The next five groups of art work are centred on the female figure with its tensions, its distortions and its anamorphic projections.  Occasionally, this figure appears alone.  At times, female groups suddenly appear.  “Les Alignements” represent the changing faces of the Woman.  At other times, a female figure is abducted, enraptured and perhaps in love, on an animal’s back.
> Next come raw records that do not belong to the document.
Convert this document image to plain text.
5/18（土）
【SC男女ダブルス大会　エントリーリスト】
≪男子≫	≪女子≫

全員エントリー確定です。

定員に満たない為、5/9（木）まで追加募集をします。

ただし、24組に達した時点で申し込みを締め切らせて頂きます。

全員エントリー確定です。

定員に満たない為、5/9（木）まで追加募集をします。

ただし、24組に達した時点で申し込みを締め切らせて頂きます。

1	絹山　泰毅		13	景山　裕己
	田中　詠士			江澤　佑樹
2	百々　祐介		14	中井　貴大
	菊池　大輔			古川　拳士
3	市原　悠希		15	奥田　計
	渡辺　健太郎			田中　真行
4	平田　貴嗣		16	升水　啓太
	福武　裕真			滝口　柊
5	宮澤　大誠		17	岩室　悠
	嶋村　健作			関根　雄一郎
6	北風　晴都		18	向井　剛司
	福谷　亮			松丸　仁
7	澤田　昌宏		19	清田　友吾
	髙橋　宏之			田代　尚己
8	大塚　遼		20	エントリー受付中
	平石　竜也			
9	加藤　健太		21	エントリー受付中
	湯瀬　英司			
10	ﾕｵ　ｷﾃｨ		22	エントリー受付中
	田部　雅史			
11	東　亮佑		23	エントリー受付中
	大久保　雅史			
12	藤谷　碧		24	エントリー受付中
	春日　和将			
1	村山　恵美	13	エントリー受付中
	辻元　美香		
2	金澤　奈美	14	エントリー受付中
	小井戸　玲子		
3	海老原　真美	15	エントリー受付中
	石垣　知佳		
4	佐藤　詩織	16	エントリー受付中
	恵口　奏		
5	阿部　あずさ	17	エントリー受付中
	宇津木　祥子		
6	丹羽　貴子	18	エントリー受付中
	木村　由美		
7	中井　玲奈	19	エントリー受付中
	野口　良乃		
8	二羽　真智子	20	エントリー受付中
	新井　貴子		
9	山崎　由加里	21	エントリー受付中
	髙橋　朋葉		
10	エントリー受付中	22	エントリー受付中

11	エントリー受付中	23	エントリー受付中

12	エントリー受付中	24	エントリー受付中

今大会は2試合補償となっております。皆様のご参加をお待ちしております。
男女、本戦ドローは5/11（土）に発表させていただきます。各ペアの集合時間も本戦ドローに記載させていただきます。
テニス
This facet of Fichot’s work obviously belongs to a world of Eros, the forces of life, in the domain of feminine pleasure.


Each one of Jean-Michel Fichot’s sculptures (no matter what group it belongs to) is associated with tensions and with the interactions of opposing forces.  It never comes close to a plain representation of our daily world, yet it also refuses to depart too much from this world.  The pieces are not meant to be “realistic” nor “abstract”, unless they are both at once, and torn by these conflicting desires, which makes them all the more touching….

If the sculptor tends to distort, to bend, to twist and to stretch heads and bodies, he also makes sure that they remain identifiable and desirable….

Jean-Michel Fichot’s work suggests many other kinds of encounters with conflicting desires.  For instance, the roughness of the theme in “Les Enfeus”, its violence (expressed by screaming faces) lead the sculptor to work with precious materials (e.g. gold, lacquer, etc.) with odd and almost perverse refinements.


Intricate and serious distortions of perspectives occur here, those same distortions that Jurgis Baltrusaitis (1903-1988), the great art historian, studied in his research on anamorphoses and what he calls “ornamental stylistics of Romanesque sculpture”.   For instance, he shows how sculpted forms result from a logic of internal evolution through plays of transformation.  He also shows how, in the 11th and the 12th century, a human figure was oblong, rounded or made rectangular, and modified in numerous ways according to the architectural setting in which it is situated….

When studying the strange torsions Jean-Michel Fichot assigns to his female figures, some might recognise the transformations within bodies following sexual climax (and so-called mystic ecstasy). Or else, they will quote Paul Valéry’s remark about Ingres’ drawings:
“Mr. Ingres’charcoal chases grace to the point of ugliness, the spine never long enough, nor soft enough, nor the neck flexible enough with the thighs rather smooth, and with the contemplative eye being led to caress the body curves than see them”.
Jean-Michel Fichot distortions are obviously very different from those of Ingres.  Yet, in a way, they also invent new bodies and suggest new sources of pleasures to our eyes.